- Born: Vera Ann Reynolds 5 June 1930 Canterbury, Kent, England, UK
- Died: 24 February 2014 (aged 83) Peesten, Germany
- Occupation(s): mezzo-soprano and contralto singer
- Spouse: Jean Cox

= Anna Reynolds (singer) =

English classical mezzo-soprano and contralto singer

Anna Reynolds (5 June 1930 – 24 February 2014) was an English classical mezzo-soprano and contralto singer in opera and concert.

==Professional career==
Ann Reynolds was born in Canterbury. She first studied piano, then voice at the Royal Academy of Music. She continued her voice studies with Debora Fambri and Re Koster in Rome, where she adopted Anna as her stage name. Jean Cox, an American-born tenor best known for his Wagner performances, was her husband.

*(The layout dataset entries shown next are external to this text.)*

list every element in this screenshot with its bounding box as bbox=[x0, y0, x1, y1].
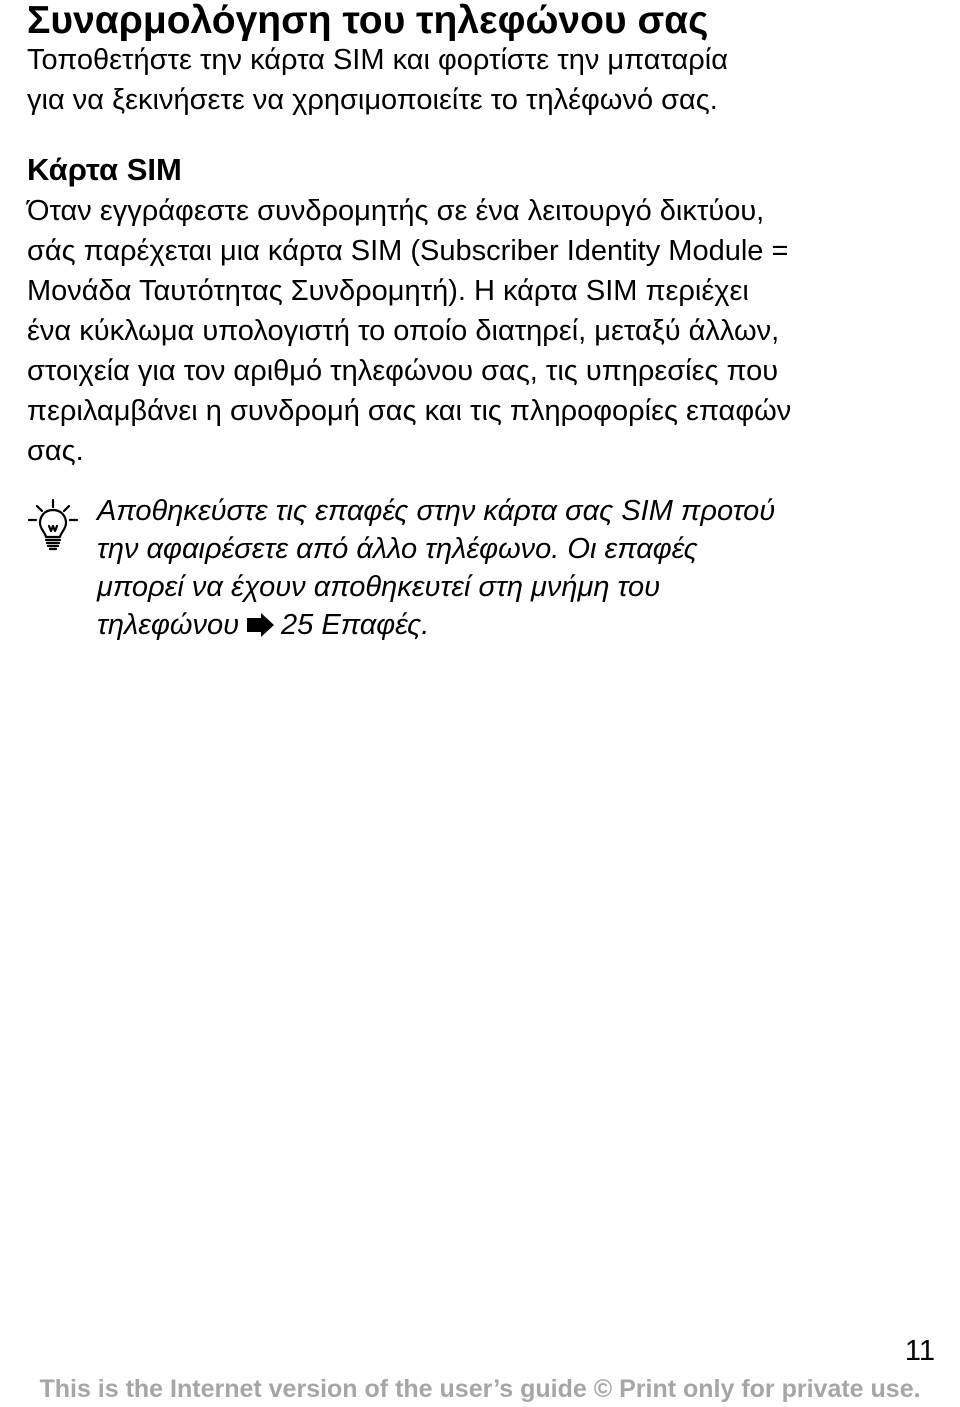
page-title: Συναρμολόγηση του τηλεφώνου σας bbox=[27, 0, 709, 42]
arrow-right-icon bbox=[245, 613, 275, 637]
tip-line-with-reference bbox=[97, 606, 775, 644]
footer-notice: This is the Internet version of the user’s guide © Print only for private use. bbox=[39, 1375, 921, 1403]
tip-text bbox=[97, 492, 775, 644]
paragraph-line: στοιχεία για τον αριθμό τηλεφώνου σας, τις υπηρεσίες που bbox=[27, 355, 779, 387]
intro-paragraph bbox=[27, 40, 947, 120]
tip-box bbox=[27, 492, 947, 652]
tip-line: μπορεί να έχουν αποθηκευτεί στη μνήμη του bbox=[97, 571, 661, 603]
paragraph-line: Μονάδα Ταυτότητας Συνδρομητή). Η κάρτα SIM περιέχει bbox=[27, 275, 749, 307]
paragraph-line: σας. bbox=[27, 435, 84, 467]
cross-reference-link[interactable]: 25 Επαφές. bbox=[281, 609, 430, 641]
intro-line: για να ξεκινήσετε να χρησιμοποιείτε το τηλέφωνό σας. bbox=[27, 84, 718, 116]
tip-line-prefix: τηλεφώνου bbox=[97, 609, 240, 641]
section-heading: Κάρτα SIM bbox=[27, 152, 182, 187]
paragraph-line: περιλαμβάνει η συνδρομή σας και τις πληροφορίες επαφών bbox=[27, 395, 792, 427]
paragraph-line: Όταν εγγράφεστε συνδρομητής σε ένα λειτουργό δικτύου, bbox=[27, 195, 765, 227]
page-number: 11 bbox=[904, 1335, 935, 1367]
paragraph-line: σάς παρέχεται μια κάρτα SIM (Subscriber Identity Module = bbox=[27, 235, 789, 267]
tip-line: Αποθηκεύστε τις επαφές στην κάρτα σας SIM προτού bbox=[97, 495, 776, 527]
lightbulb-icon bbox=[27, 498, 83, 554]
paragraph-line: ένα κύκλωμα υπολογιστή το οποίο διατηρεί, μεταξύ άλλων, bbox=[27, 315, 780, 347]
intro-line: Τοποθετήστε την κάρτα SIM και φορτίστε την μπαταρία bbox=[27, 44, 728, 76]
tip-line: την αφαιρέσετε από άλλο τηλέφωνο. Οι επαφές bbox=[97, 533, 698, 565]
sim-card-paragraph bbox=[27, 191, 947, 471]
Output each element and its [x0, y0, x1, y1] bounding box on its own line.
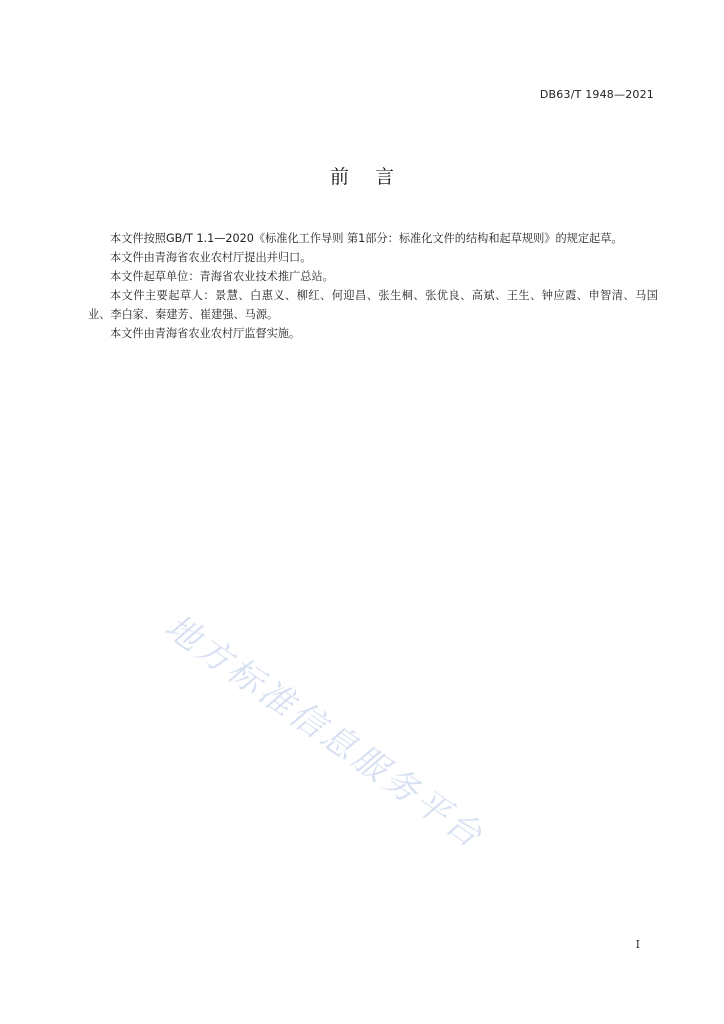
paragraph-supervision: 本文件由青海省农业农村厅监督实施。: [110, 327, 301, 340]
page-number: I: [635, 938, 640, 951]
preface-body: [88, 229, 658, 343]
paragraph-drafting-unit: 本文件起草单位：青海省农业技术推广总站。: [110, 270, 334, 283]
platform-watermark: 地方标准信息服务平台: [157, 606, 492, 858]
paragraph-proposer: 本文件由青海省农业农村厅提出并归口。: [110, 251, 312, 264]
document-code: DB63/T 1948—2021: [539, 88, 654, 101]
section-title: 前言: [329, 166, 420, 188]
paragraph-drafters: 本文件主要起草人：景慧、白惠义、柳红、何迎昌、张生桐、张优良、高斌、王生、钟应霞、申智清、马国业、李白家、秦建芳、崔建强、马源。: [88, 289, 658, 321]
paragraph-standard-basis: 本文件按照GB/T 1.1—2020《标准化工作导则 第1部分：标准化文件的结构和起草规则》的规定起草。: [110, 232, 623, 245]
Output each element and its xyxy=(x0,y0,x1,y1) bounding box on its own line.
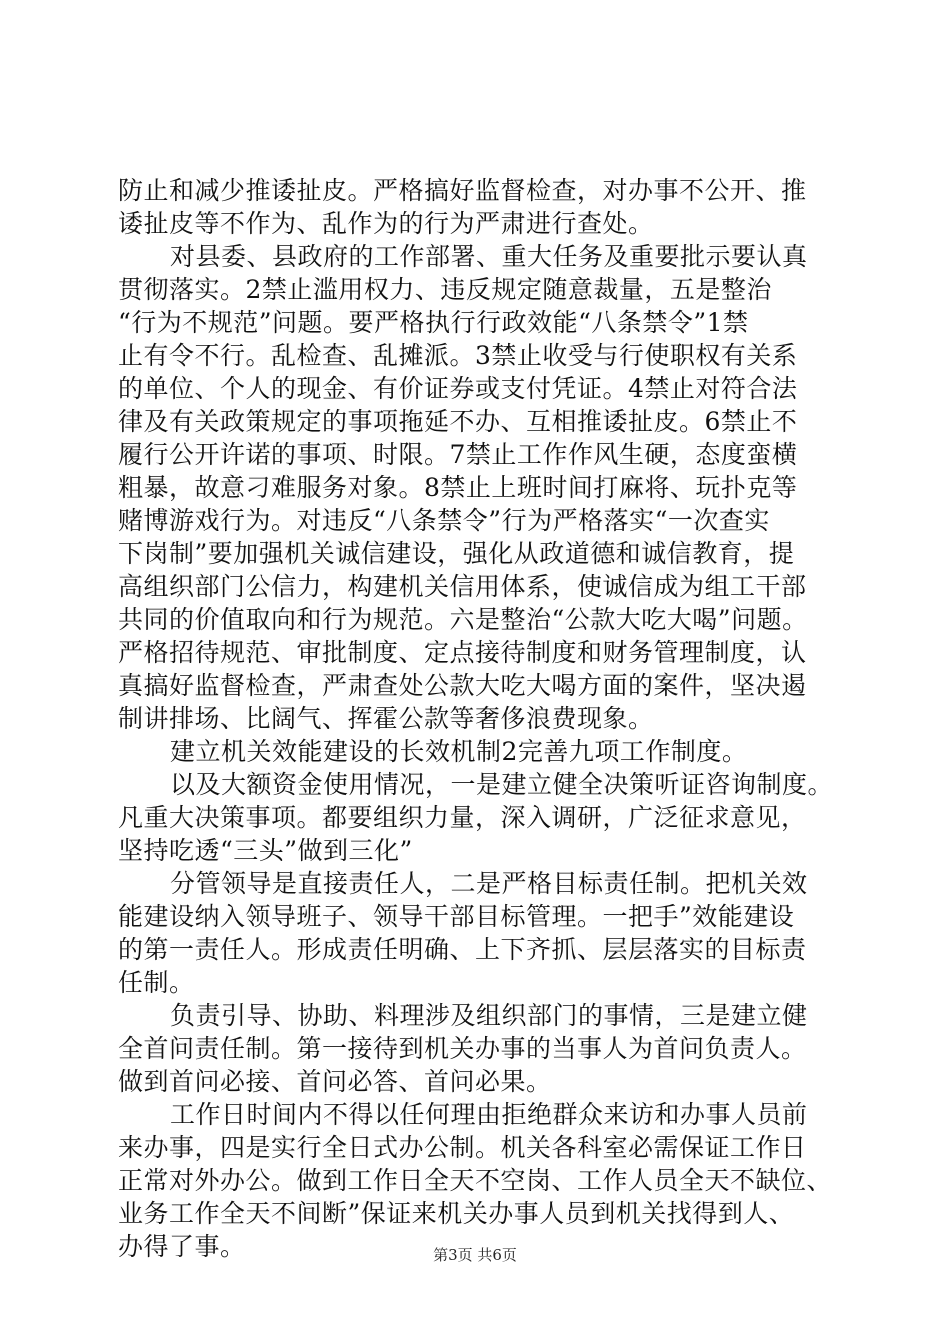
text-line: 防止和减少推诿扯皮。严格搞好监督检查，对办事不公开、推 xyxy=(118,176,807,205)
text-line: 能建设纳入领导班子、领导干部目标管理。一把手”效能建设 xyxy=(118,902,795,931)
text-line: 粗暴，故意刁难服务对象。8禁止上班时间打麻将、玩扑克等 xyxy=(118,473,798,502)
text-line: 的单位、个人的现金、有价证券或支付凭证。4禁止对符合法 xyxy=(118,374,798,403)
text-line: 律及有关政策规定的事项拖延不办、互相推诿扯皮。6禁止不 xyxy=(118,407,798,436)
text-line: 来办事，四是实行全日式办公制。机关各科室必需保证工作日 xyxy=(118,1133,807,1162)
text-line: 严格招待规范、审批制度、定点接待制度和财务管理制度，认 xyxy=(118,638,807,667)
page-footer: 第3页 共6页 xyxy=(433,1246,517,1264)
text-line: 负责引导、协助、料理涉及组织部门的事情，三是建立健 xyxy=(170,1001,808,1030)
text-line: 办得了事。 xyxy=(118,1232,246,1261)
text-line: 下岗制”要加强机关诚信建设，强化从政道德和诚信教育，提 xyxy=(118,539,795,568)
text-line: “行为不规范”问题。要严格执行行政效能“八条禁令”1禁 xyxy=(118,308,749,337)
text-line: 全首问责任制。第一接待到机关办事的当事人为首问负责人。 xyxy=(118,1034,807,1063)
text-line: 真搞好监督检查，严肃查处公款大吃大喝方面的案件，坚决遏 xyxy=(118,671,807,700)
text-line: 工作日时间内不得以任何理由拒绝群众来访和办事人员前 xyxy=(170,1100,808,1129)
text-line: 对县委、县政府的工作部署、重大任务及重要批示要认真 xyxy=(170,242,808,271)
text-line: 建立机关效能建设的长效机制2完善九项工作制度。 xyxy=(170,737,748,766)
text-line: 的第一责任人。形成责任明确、上下齐抓、层层落实的目标责 xyxy=(118,935,807,964)
text-line: 诿扯皮等不作为、乱作为的行为严肃进行查处。 xyxy=(118,209,654,238)
text-line: 凡重大决策事项。都要组织力量，深入调研，广泛征求意见， xyxy=(118,803,807,832)
text-line: 共同的价值取向和行为规范。六是整治“公款大吃大喝”问题。 xyxy=(118,605,808,634)
text-line: 履行公开许诺的事项、时限。7禁止工作作风生硬，态度蛮横 xyxy=(118,440,798,469)
text-line: 止有令不行。乱检查、乱摊派。3禁止收受与行使职权有关系 xyxy=(118,341,798,370)
text-line: 做到首问必接、首问必答、首问必果。 xyxy=(118,1067,552,1096)
text-line: 贯彻落实。2禁止滥用权力、违反规定随意裁量，五是整治 xyxy=(118,275,772,304)
text-line: 正常对外办公。做到工作日全天不空岗、工作人员全天不缺位、 xyxy=(118,1166,833,1195)
text-line: 任制。 xyxy=(118,968,195,997)
text-line: 制讲排场、比阔气、挥霍公款等奢侈浪费现象。 xyxy=(118,704,654,733)
text-line: 以及大额资金使用情况，一是建立健全决策听证咨询制度。 xyxy=(170,770,834,799)
text-line: 高组织部门公信力，构建机关信用体系，使诚信成为组工干部 xyxy=(118,572,807,601)
text-line: 赌博游戏行为。对违反“八条禁令”行为严格落实“一次查实 xyxy=(118,506,770,535)
text-line: 坚持吃透“三头”做到三化” xyxy=(118,836,413,865)
text-line: 业务工作全天不间断”保证来机关办事人员到机关找得到人、 xyxy=(118,1199,795,1228)
text-line: 分管领导是直接责任人，二是严格目标责任制。把机关效 xyxy=(170,869,808,898)
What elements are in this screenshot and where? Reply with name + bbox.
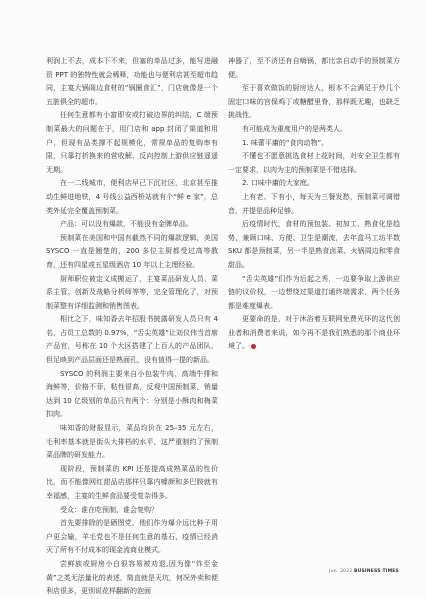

Reynolds made her operatic debut in 1960 in Parma as Suzuki in Puccini's Madama Butterfly. Her debut in England was in 1962 as Geneviève in Debussy's Pelléas et Mélisande at Glyndebourne, and she also sang there the roles of Ortensia (La pietra del paragone, 1964) and Annina (Der Rosenkavalier, 1965).

In 1963 she performed the part of the Angel in Edward Elgar's The Dream of Gerontius in London, conducted by Sir John Barbirolli. Her first appearance at Covent Garden in London was in 1967, Adelaide in Richard Strauss's Arabella, and returned in 1975 for Andromache in Michael Tippett's King Priam.

Reynolds first sang at the Metropolitan Opera in 1968-69, as Flosshilde in Wagner's Das Rheingold, and she returned in the 1975 Ring cycle as Fricka in Das Rheingold and Die Walküre, and Waltraute and the Second Norn in Götterdämmerung. At the Bayreuth Festival, she first appeared in 1970 as Fricka and sang regularly through 1976. Also in 1970 she first performed at the Salzburg Festival in the Ring cycle, conducted by Herbert von Karajan.

Reynolds recorded in 1958 Bach's Magnificat and Actus Tragicus with Hermann Scherchen conducting Orchestra Sinfonica e Coro di Milano della RAI. With Lorin Maazel conducting the RIAS-Kammerchor and the Berlin Radio-Symphonie Orchester, she recorded in 1965 Bach's Mass in B minor with Teresa Stich-Randall, Ernst Haefliger and John Shirley-Quirk, and in 1966 Bach's Easter Oratorio with Helen Donath, Haefliger and Martti Talvela. She recorded several Bach cantatas with Karl Richter, the Münchener Bach-Chor and the Münchener Bach-Orchester, including, in 1972, Jesus schläft, was soll ich hoffen? BWV 81, with Peter Schreier and Theo Adam.

She participated in Leonard Bernstein's renditions of Gustav Mahler's symphonies, his Das Lied von der Erde and other Lieder. She premiered John Tavener's dramatic cantata The Whale at a Proms concert on 1 August 1969, conducted by David Atherton. Also appearing was barritone Raimund Herincx, narrator Alvar Lidell, and the composer playing pipe and hammond organs. She also participated on the recording of this piece for Apple Records in 1970.

She died in Peesten, Germany on 24 February 2014, aged 83, from undisclosed causes.